Steve McQueen’s incredible anthology closes with a deeply sympathetic probe of the racial deficits of the British school system.
The stakes of Education, the fifth and final installment of Steve McQueen’s Small Axe anthology, are both relatively straightforward and astronomically high. At age 12, Kingsley (Kenyah Sandy) is a bright kid. He dreams of growing up and becoming an astronaut. Unfortunately, he hasn’t yet learned to read.
The system is all too ready to give up on Kingsley. When his mother is called into a meeting with his principal, the administrator informs her that Kingsley has failed an IQ test, and therefore will be transferred to a “special school.” On his first day, he’s greeted by a girl who makes animal noises and “teachers” who treat him with disgust. Where will Kingsley go from here? A little later, we learn kids who graduate these glorified day-cares rarely join the workforce as anything more than menial labor.
Kingsley also has a tough time communicating with the people closest to him. It’s nobody’s fault; he talks most with older sister, a high schooler who dreams of becoming a fashion designer. Their hard-working parents seem perpetually out of reach, too exhausted from their endless work shifts to deal with the cause of Kingsley’s problems. What are they supposed to do?
For Kingsley to thrive, he and his family must find or construct an alternate means to his education. At the very least, they’ll need to actually talk to each other. But even as they clash, McQueen and regular co-writer Alastair Siddons treat these characters with a sympathetic hand.
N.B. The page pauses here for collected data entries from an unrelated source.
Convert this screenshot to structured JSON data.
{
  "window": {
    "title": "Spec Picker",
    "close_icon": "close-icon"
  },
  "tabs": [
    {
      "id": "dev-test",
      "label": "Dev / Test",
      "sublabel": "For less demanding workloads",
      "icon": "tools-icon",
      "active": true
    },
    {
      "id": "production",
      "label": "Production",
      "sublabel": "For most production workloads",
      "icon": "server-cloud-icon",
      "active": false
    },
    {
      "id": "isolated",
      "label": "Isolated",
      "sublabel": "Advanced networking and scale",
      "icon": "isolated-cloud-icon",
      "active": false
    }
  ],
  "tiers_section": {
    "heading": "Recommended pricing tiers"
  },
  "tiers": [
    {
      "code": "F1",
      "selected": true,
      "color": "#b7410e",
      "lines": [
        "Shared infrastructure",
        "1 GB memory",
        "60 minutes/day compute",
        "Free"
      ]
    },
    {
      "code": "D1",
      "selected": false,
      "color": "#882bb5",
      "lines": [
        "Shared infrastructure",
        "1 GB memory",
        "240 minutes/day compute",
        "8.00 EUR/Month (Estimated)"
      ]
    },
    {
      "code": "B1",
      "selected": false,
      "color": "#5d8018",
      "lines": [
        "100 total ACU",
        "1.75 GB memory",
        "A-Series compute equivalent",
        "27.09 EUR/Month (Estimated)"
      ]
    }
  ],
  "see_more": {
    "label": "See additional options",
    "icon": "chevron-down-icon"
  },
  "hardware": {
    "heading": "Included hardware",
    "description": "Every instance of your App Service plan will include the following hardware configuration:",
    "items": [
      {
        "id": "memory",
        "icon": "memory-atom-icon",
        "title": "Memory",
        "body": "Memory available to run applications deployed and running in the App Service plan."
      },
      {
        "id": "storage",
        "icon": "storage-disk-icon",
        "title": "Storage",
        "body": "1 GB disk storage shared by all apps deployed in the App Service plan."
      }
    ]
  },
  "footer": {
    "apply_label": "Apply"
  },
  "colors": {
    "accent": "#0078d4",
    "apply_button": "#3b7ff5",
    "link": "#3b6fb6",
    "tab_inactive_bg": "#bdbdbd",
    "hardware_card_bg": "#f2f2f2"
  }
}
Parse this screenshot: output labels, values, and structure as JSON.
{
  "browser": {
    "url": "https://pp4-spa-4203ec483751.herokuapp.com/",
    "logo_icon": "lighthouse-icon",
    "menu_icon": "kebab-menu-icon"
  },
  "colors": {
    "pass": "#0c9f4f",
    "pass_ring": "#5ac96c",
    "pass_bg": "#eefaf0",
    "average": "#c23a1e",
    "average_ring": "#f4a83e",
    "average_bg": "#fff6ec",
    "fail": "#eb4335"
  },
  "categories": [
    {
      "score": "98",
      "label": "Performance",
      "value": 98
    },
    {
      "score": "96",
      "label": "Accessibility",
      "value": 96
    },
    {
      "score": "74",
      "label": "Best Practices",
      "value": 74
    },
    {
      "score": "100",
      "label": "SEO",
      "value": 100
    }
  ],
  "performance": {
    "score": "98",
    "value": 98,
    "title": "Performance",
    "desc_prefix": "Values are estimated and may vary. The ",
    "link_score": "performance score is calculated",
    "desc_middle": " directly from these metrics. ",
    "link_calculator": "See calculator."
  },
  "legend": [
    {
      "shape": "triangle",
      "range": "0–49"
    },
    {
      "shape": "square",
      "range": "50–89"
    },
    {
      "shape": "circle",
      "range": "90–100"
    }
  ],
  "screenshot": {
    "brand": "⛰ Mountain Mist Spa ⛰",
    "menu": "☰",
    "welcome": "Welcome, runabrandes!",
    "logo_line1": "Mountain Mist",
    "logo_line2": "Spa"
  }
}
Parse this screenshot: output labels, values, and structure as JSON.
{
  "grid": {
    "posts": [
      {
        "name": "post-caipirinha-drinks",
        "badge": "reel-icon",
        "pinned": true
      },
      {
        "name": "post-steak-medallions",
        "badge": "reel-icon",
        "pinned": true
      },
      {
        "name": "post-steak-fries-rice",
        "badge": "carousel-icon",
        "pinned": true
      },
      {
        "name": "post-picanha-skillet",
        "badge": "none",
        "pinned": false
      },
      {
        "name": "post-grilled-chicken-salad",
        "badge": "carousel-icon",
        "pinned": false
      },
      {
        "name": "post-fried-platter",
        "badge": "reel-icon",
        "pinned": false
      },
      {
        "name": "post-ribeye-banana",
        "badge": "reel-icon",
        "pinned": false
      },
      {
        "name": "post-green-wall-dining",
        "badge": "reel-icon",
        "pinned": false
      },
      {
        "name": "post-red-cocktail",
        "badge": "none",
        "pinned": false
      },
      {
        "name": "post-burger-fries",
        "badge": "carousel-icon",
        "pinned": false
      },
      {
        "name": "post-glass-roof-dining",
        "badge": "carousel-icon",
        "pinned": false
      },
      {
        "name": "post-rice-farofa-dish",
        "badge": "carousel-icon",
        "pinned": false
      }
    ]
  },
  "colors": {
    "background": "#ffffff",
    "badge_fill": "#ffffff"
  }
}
Like last week’s Alex Wheatle, at only an hour the condensed nature of Education means this Small Axe can’t strike as deep as it could. Simultaneously, the film does an impressive job of sketching the systemic racism of London’s school system in the seventies, without losing sight of Kingsley and his family.
Both Wheatle and Education stress the necessity of literacy – though the latter does a far better job illustrating what that process actually looks like. Luckily for Kingsley, he (literally) runs into an activist (Naomi Ackie), who offers to bring him to an informal, Saturday morning program where he can learn what public school refuses to teach him. It’s genuinely touching to see Kingsley truly thriving by the time the credits roll, in large part thanks to Sandy’s performance. He’s able to quietly convey the pain of neglect without turning the character into a victimized caricature. You get the sense Kingsley’s smart enough to cover for his blind spots, a fine needle for any actor to thread.
Education hasn’t just been a key theme of the last two Small Axes: so much of Red, White, Blue too was spent on Logan Leroy’s police training, watching the academy mold the recruit into a tool of the state. Speaking of Red, White, Blue, that film was originally meant to be released last, until McQueen reshuffled his deck in the eleventh hour. Now the finale, Education resolves the anthology with an affirmation of alternative systems, a much more optimistic note than the last scene of RWB, a bleak call to action. While I prefer the original conclusion, maybe McQueen doesn’t want to depress his audience right now. Regardless, Small Axe closes on a strong note – Education ends some of the best cinema of 2020.
Education takes us to school, along with the rest of the Small Axe anthology, on Amazon Prime Video.